Psicóloga Denise Martins: A gente também começa a pensar muito na responsabilidade que é falar sobre suicídio nas redes, visto que existe também uma chance de a gente trazer esse tema sem responsabilidade e isso acabar ativando um pouco mais gatilhos de pessoas que estão, naquele momento com essas ideações.
Se a gente for pensar em alguém que está bem, de saúde, que não tem nenhum tipo de pensamento negativo, é muito tranquilo, às vezes, falar sobre aquilo, ler algo, assistir algo, e isso não reverberar de forma negativa.
Mas quando já é alguém que vem há um tempo sentindo, em especial, um sofrimento psíquico muito grande, intenso, que é um dos riscos, está dentro desses fatores para, em algum momento, essa pessoa ser um potencial suicida.
Então, acaba que, muitas vezes, essa comunicação mais irresponsável pode acabar chegando como um gatilho. Os meios de comunicação, as redes sociais, a gente precisa ter muito cuidado com a forma de abordagem desse tema.
Farol de Notícias: Quais seriam possíveis fatores que podem contribuir para que uma pessoa chegue a este pensamento?
Psicóloga Denise Martins: É interessante também a gente pensar um pouco em quais são os fatores de risco que levam alguém a uma tentativa de suicídio.
E os fatores principais é, primeiro, essa pessoa ter realmente um quadro de sofrimento psíquico.
Muitas vezes isso pode estar associado também a outros tipos de dores, muitas vezes um quadro de adoecimento, a descoberta de um diagnóstico, isso também associado a realmente uma desesperança, porque vamos pensar que muitas vezes a pessoa tem ali algum tipo de sofrimento, mas tem uma característica de personalidade de ser mais resiliente, conseguir superar com mais facilidade.

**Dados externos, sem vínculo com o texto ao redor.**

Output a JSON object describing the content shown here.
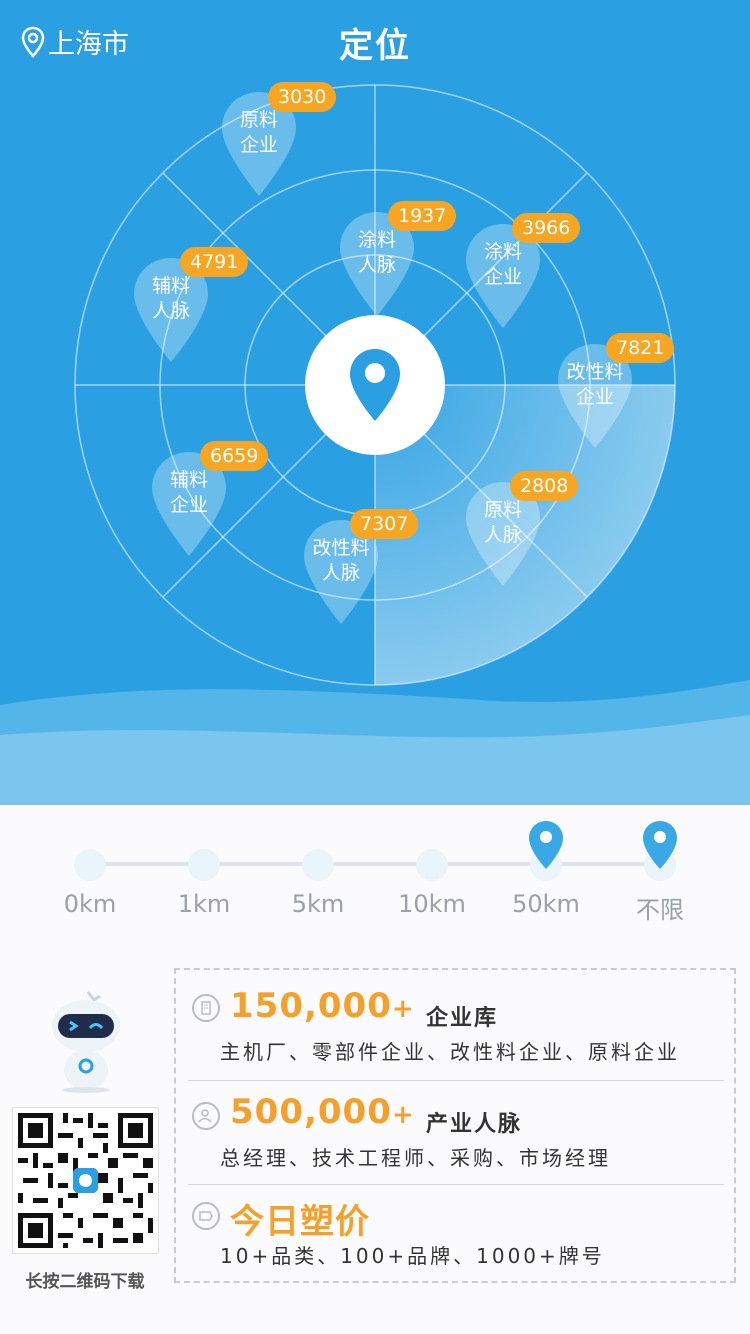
{
  "header": {
    "location_label": "上海市",
    "title": "定位"
  },
  "radar": {
    "center_icon": "location-pin-icon",
    "pins": [
      {
        "id": "pin-raw-enterprise-outer",
        "line1": "原料",
        "line2": "企业",
        "count": "3030"
      },
      {
        "id": "pin-coating-people",
        "line1": "涂料",
        "line2": "人脉",
        "count": "1937"
      },
      {
        "id": "pin-coating-enterprise",
        "line1": "涂料",
        "line2": "企业",
        "count": "3966"
      },
      {
        "id": "pin-auxiliary-people",
        "line1": "辅料",
        "line2": "人脉",
        "count": "4791"
      },
      {
        "id": "pin-modified-enterprise",
        "line1": "改性料",
        "line2": "企业",
        "count": "7821"
      },
      {
        "id": "pin-auxiliary-enterprise",
        "line1": "辅料",
        "line2": "企业",
        "count": "6659"
      },
      {
        "id": "pin-raw-people",
        "line1": "原料",
        "line2": "人脉",
        "count": "2808"
      },
      {
        "id": "pin-modified-people",
        "line1": "改性料",
        "line2": "人脉",
        "count": "7307"
      }
    ]
  },
  "distance": {
    "options": [
      "0km",
      "1km",
      "5km",
      "10km",
      "50km",
      "不限"
    ],
    "selected": [
      "50km",
      "不限"
    ]
  },
  "promo": {
    "qr_caption": "长按二维码下载",
    "rows": [
      {
        "number": "150,000",
        "plus": "+",
        "tag": "企业库",
        "desc": "主机厂、零部件企业、改性料企业、原料企业",
        "icon": "building-icon"
      },
      {
        "number": "500,000",
        "plus": "+",
        "tag": "产业人脉",
        "desc": "总经理、技术工程师、采购、市场经理",
        "icon": "people-icon"
      },
      {
        "number": "今日塑价",
        "plus": "",
        "tag": "",
        "desc": "10+品类、100+品牌、1000+牌号",
        "icon": "price-tag-icon"
      }
    ]
  },
  "colors": {
    "primary_blue": "#2aa0e2",
    "accent_orange": "#f6a623",
    "marker_blue": "#3aa8e4"
  }
}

Então, essa característica da desesperança, ela também é um ingrediente a mais, para esse potencial suicida e também a ideia de você, muitas vezes, ir naturalizando a morte em si.
Então, vamos pensar profissionais da saúde, policiais, são pessoas que estão o tempo inteiro ali lidando muito perto da morte e isso pode de alguma maneira naturalizar ao ponto de isso virar uma, digamos assim, uma chance a mais de algum momento você até mesmo no impulso, cometer.
Então, são características que a gente percebe que estão sempre muito ligadas para que esse risco aumente. E uma outra coisa também é você ter acesso a ferramentas letais, isso levanta um alerta para pessoas que têm realmente um porte de arma, a ideia também de prestar atenção em crianças e adolescentes que de alguma maneira podem ter acesso a essas ferramentas e sempre ficar atento à ideia também de exposição, de comportamentos autolesivos, porque na maioria das vezes esse é o primeiro passo, que essa pessoa apresenta, que lá na frente pode chegar realmente a uma tentativa.